A recent discussion on The Bubb Report has revealed some blistering news that the Sagassum seaweed is here to stay. With this in mind, it is only prudent for the nation to be prepared when it comes to avoid the invasion creating problems in the environmental and marine space. This situation can now be referred to as the new normal, a sad day especially for people living on the coastlines. Residents at Marquis and Soubise in Saint Andrew have had their full share of miseries. Besides having health issues from the fumes and stench emanating from the seaweed, their television sets and other electronic gadgets have fallen prey to the presence of the fumes from the Sagassum seaweed.
The situation is now spreading to other parts of the island and lately it was washed up on the shore at Grand Anse Beach and on the Carenage in Saint George’s. A member of the panel discussion on The Bubb Report said that she noted with interest the quick time the seaweed was removed from Grand Anse Beach. She praised the team of workers and the method used in Saint George as opposed to in Saint Andrew and called for a year round all-inclusive plan to deal with the situation when it comes our way since it’s the new normal.
This problem started in 2011, since then we’ve had a variable amount sometimes a gigantic amount from the East Caribbean to Mexico in the Yucatan Peninsula. Shouldn’t there be a holistic approach to removing it by now? As Grenadians, we understand the input Grand Anse Beach has on the economy by way of the tourist dollar. Bur aren’t the fishermen on the other side of the island contributing to the economy too? Let’s have a conversation to decentralize the plan of removal. Why is the seaweed left on the sea coasts in Saint Andrew to build up to three feet in some instances, when all it takes are rakes, wheelbarrows and some man power as seen on Grand Anse Beach?
This might be a bitter pill to swallow; but we contribute by way of our lifestyles to the conditions that are causing the seaweed to flourish in our parts, and they are not going away anytime soon even if we take radical action. As we are moving from pit latrines to toilets flushed with water, how many of us ponder on the question of where does the sewerage go? From the discussion, we have learnt that the three prevailing factors that were attributed are -an increased level of nutrients in sea water since the ocean is being used as our disposal units; and huge amounts of fertilizer from agriculture, sewerage discharges which elevate the levels of nutrients over the last 150-200 years.
Then there is the climate change issue which causes sea surfaces to get warmer than they have historically been. We know now that elevated sea surface temperature can accelerate the growth of seaweed; also wind patterns affected by climate change affect the ocean currents. Since the type of seaweed that now inundates our shores is a macro algae that float on top of the high seas, it certainly will get washed to our parts of the world with its bad smell from decomposing microbes that get trapped in it.

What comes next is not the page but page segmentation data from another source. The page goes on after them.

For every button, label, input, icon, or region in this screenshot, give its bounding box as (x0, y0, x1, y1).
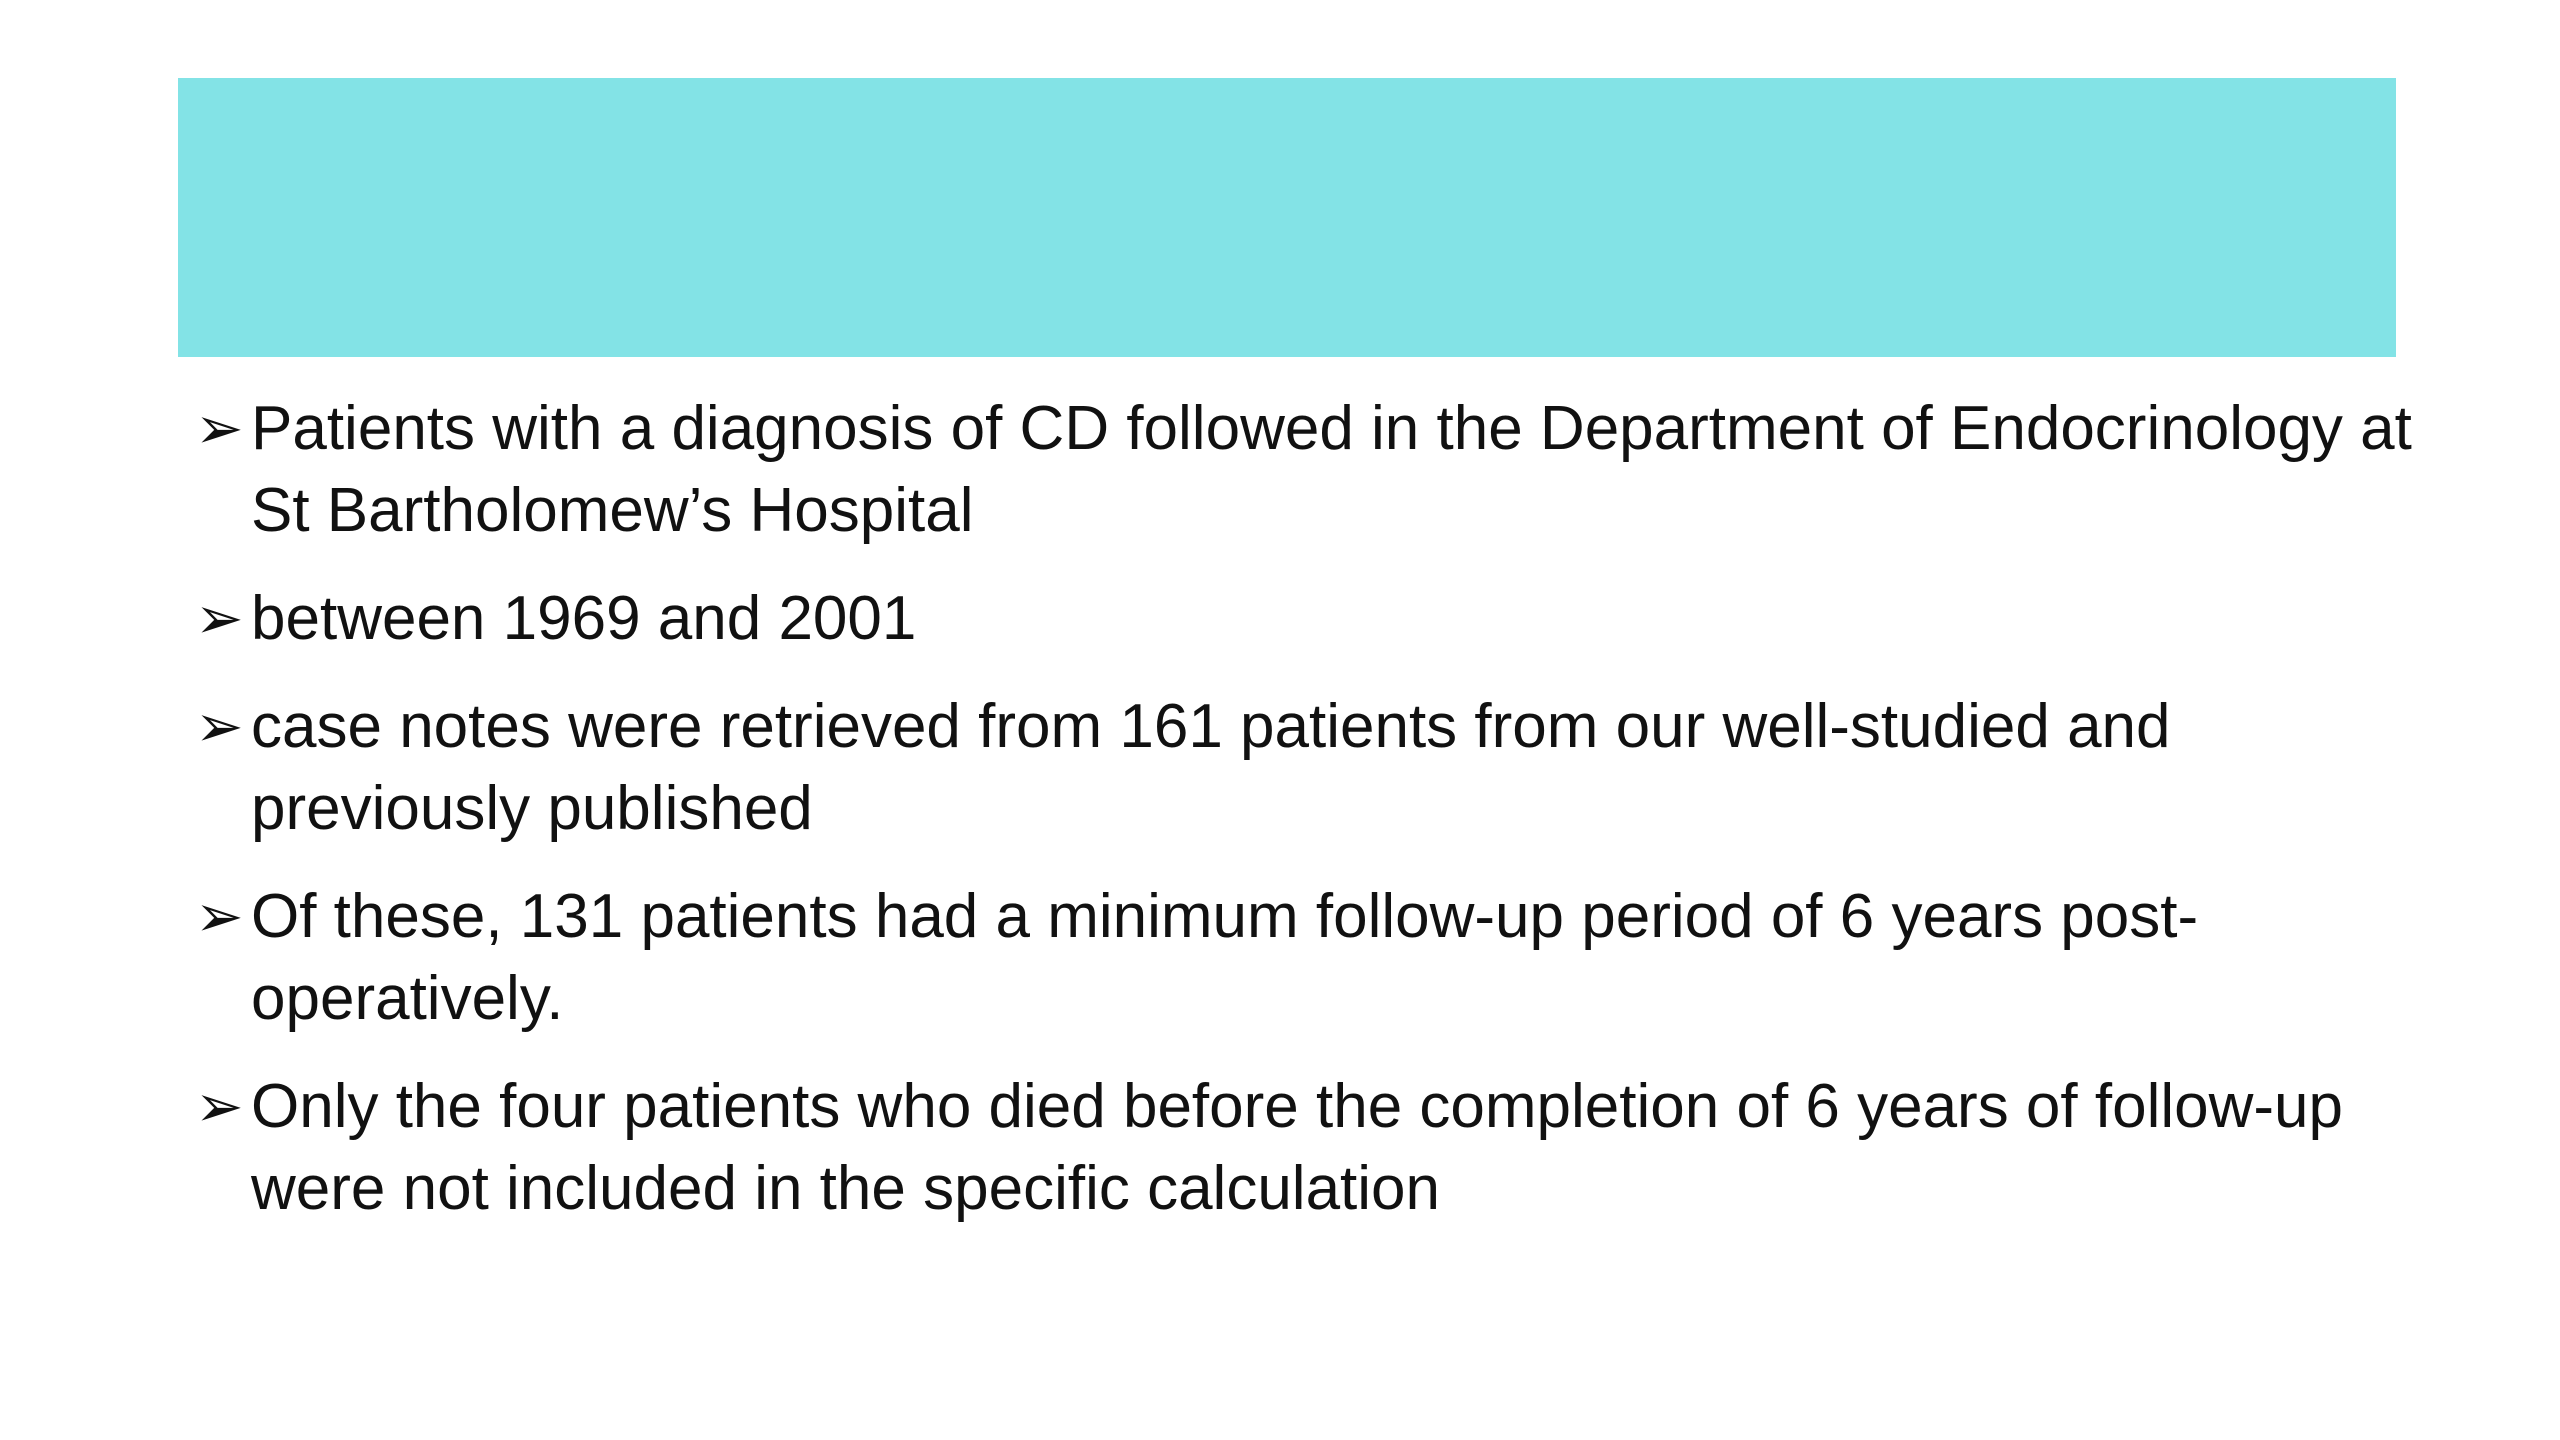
bullet-item (195, 876, 2435, 1040)
arrow-bullet-icon: ➢ (195, 1074, 244, 1139)
bullet-item (195, 578, 2435, 660)
bullet-item (195, 388, 2435, 552)
bullet-text: case notes were retrieved from 161 patients from our well-studied and previously published (251, 692, 2171, 843)
bullet-text: Patients with a diagnosis of CD followed in the Department of Endocrinology at St Bartholomew’s Hospital (251, 394, 2412, 545)
bullet-item (195, 686, 2435, 850)
arrow-bullet-icon: ➢ (195, 884, 244, 949)
bullet-text: Of these, 131 patients had a minimum follow-up period of 6 years post-operatively. (251, 882, 2199, 1033)
bullet-text: between 1969 and 2001 (251, 584, 917, 653)
bullet-text: Only the four patients who died before the completion of 6 years of follow-up were not included in the specific calculation (251, 1072, 2343, 1223)
arrow-bullet-icon: ➢ (195, 586, 244, 651)
arrow-bullet-icon: ➢ (195, 396, 244, 461)
bullet-list (195, 388, 2435, 1256)
bullet-item (195, 1066, 2435, 1230)
arrow-bullet-icon: ➢ (195, 694, 244, 759)
title-banner (178, 78, 2396, 357)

There is the belief that the seaweed can be managed much better before it becomes a crisis. We have also learnt that last year the Ministry of Environment developed an adaptive sargassum strategy, which was put in place. Maybe, for the greater good, the new government should take a look at the strategy since the seaweed can also disturb the adult turtles as they swim to shore to lay eggs; and the hatchlings from swimming into the sea when they get entangled. The weed also affects the circulation of the water causing low oxygen. In Soubise, the grey water from homes and black water from sewerage on the coastline cause warmer water, which kills fish especially the eels that come to the surface to breathe or forage.
Presently, the seaweed is stockpiled at Pearls, an area which was chosen by the previous government. The new government is now looking for ways to utilize it, or a safer place to store it. The specialists warn that caution must be taken when using this type of weed as animal feed or fertilizer because of the heavy concentration of heavy metals found in the water which the weed absorbs.
With all this in mind, shouldn’t it be prudent for us to respect the ocean which provides over 50% of the oxygen that we breathe? The focus, as revealed by many including our new prime minister, is to avoid the seaweed from reaching the coastline where it is causing the problems. But care must be taken to avoid damaging the eco system in removing the weed out at sea since heavy equipment takes away the sand too, which can cause beach erosion. The question is therefore, where would be the safest part of the sea to start the removal operation?